Nel 1964 gli fu assegnato, per l’insieme della sua opera, il prestigiosissimo Gran Premio di Letteratura dell’Accademia di Francia. Ma il contadino di Provenza – che nella formazione ebbe anche qualche debito nei confronti di un altro paysan, il Jacques Maritain contadino della Garonna (1) che lo aveva spinto a pubblicare il suo primo saggio nel 1931 – ovviamente non amava i convegni, le passerelle, la mondanità dei circoli letterari. Tanto più dobbiamo essere orgogliosi della sua trasferta romana in occasione della presentazione dell’edizione italiana di Ritorno al reale (1972), tradotta da Italo De Giorgi.
Il volume è dedicato ai giovani pisani che ne avevano caldeggiato la pubblicazione presso l’editore Giovanni Volpe e che andarono ad incontrarlo a Roma.
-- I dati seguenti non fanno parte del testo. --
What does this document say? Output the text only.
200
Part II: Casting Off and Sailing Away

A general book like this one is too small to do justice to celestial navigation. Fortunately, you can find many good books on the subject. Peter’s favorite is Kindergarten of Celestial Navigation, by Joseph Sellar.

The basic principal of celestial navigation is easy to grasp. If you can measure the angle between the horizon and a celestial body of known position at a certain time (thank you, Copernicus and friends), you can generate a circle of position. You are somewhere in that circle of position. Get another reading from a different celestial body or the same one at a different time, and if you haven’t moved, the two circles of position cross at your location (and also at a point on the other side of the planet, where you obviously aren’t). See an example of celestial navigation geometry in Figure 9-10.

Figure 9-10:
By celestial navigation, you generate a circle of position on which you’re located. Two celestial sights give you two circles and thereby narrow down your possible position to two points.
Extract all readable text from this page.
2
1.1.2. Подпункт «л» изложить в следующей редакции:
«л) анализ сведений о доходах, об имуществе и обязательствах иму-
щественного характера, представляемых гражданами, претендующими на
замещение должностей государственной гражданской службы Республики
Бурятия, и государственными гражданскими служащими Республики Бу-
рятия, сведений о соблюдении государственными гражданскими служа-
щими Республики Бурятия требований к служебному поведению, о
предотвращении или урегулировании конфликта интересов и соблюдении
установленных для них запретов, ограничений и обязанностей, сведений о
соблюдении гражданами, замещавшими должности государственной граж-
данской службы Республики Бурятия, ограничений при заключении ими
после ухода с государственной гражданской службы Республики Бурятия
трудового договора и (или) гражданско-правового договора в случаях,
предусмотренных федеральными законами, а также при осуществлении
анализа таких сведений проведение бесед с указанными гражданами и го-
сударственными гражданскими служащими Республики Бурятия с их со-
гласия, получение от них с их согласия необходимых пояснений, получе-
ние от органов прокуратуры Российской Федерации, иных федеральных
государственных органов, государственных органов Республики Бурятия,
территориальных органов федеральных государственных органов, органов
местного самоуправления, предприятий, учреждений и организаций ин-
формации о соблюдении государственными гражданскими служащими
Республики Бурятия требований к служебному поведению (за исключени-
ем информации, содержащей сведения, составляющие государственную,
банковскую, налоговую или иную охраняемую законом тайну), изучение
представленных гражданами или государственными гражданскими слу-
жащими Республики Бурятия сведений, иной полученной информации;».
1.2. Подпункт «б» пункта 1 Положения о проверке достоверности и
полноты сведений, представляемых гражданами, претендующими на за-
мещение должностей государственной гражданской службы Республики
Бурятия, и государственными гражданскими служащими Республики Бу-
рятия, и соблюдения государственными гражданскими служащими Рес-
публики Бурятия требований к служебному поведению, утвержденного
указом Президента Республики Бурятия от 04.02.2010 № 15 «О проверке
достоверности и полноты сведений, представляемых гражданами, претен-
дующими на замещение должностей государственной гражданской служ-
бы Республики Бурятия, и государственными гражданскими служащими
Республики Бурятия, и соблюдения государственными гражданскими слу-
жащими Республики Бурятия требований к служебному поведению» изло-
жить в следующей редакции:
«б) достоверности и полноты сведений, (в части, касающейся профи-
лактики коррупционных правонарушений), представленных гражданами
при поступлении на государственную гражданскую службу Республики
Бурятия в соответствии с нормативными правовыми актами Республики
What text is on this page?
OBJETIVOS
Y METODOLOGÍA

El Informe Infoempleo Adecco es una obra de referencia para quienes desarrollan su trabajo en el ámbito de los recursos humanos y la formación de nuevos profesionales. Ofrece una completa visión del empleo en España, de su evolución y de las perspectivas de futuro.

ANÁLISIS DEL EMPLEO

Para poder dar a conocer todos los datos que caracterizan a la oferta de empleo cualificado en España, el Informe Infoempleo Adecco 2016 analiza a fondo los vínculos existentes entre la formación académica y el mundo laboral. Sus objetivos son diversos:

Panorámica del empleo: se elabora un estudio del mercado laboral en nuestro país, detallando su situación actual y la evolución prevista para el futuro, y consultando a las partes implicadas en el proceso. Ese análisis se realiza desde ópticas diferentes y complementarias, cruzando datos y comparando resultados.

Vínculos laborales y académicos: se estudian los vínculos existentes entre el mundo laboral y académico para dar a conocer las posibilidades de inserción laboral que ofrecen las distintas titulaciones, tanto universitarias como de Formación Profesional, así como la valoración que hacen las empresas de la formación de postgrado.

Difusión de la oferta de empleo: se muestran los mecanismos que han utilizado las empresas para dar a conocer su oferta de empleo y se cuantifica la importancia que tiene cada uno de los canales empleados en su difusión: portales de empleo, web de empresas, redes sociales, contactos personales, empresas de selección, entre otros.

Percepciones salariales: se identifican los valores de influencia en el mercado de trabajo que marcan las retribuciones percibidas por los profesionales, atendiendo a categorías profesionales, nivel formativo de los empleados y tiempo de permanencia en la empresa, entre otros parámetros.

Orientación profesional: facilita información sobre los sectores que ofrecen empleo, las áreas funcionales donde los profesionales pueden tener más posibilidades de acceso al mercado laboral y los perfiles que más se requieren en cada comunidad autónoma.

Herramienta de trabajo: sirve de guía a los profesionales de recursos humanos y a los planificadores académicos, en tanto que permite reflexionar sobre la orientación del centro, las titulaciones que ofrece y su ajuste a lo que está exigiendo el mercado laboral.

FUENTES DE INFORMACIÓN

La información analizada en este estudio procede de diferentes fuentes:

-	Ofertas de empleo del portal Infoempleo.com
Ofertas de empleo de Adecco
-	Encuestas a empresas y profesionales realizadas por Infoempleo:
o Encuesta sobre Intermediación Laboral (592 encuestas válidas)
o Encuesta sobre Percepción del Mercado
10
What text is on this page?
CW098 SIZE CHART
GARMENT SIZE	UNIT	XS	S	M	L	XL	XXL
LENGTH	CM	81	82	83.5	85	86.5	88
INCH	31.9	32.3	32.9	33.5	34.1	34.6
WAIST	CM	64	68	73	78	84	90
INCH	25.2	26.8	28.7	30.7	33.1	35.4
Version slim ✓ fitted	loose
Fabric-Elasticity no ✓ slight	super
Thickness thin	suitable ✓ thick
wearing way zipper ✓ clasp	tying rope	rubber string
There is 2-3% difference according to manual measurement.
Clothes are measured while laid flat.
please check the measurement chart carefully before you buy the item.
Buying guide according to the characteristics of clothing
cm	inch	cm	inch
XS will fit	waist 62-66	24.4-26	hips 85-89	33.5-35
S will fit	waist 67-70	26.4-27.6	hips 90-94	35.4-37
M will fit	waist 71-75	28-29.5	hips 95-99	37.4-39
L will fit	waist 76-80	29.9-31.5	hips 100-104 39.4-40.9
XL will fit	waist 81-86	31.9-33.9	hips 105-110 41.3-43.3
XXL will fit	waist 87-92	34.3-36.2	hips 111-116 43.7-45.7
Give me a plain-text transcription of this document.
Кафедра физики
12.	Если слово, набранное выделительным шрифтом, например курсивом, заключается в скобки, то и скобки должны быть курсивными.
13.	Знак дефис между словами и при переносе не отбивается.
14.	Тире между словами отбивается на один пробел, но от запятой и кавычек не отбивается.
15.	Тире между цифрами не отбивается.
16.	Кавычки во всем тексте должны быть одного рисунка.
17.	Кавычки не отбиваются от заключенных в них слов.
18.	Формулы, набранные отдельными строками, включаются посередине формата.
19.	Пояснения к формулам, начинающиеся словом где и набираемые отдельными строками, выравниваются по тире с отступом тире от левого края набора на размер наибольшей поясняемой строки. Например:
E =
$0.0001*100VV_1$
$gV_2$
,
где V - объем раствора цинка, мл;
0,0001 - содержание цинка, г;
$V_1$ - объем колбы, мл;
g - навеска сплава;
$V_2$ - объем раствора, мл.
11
Evidentemente il saggio contadino Thibon non li considerò tipi da passerella.
(1) Le paysan de la Garonne è il titolo del libro che Maritain scrisse nel 1966 in piena stagione postconciliare, in cui ribadiva polemicamente la
necessità di un ritorno al pensiero di Tommaso d'Aquino.
Pubblicato, con lievi differenze e meno riferimenti ipertestuali, su L'Occidentale del 19-1-21 (Gustave Thibon, ovvero la saggezza del contadino)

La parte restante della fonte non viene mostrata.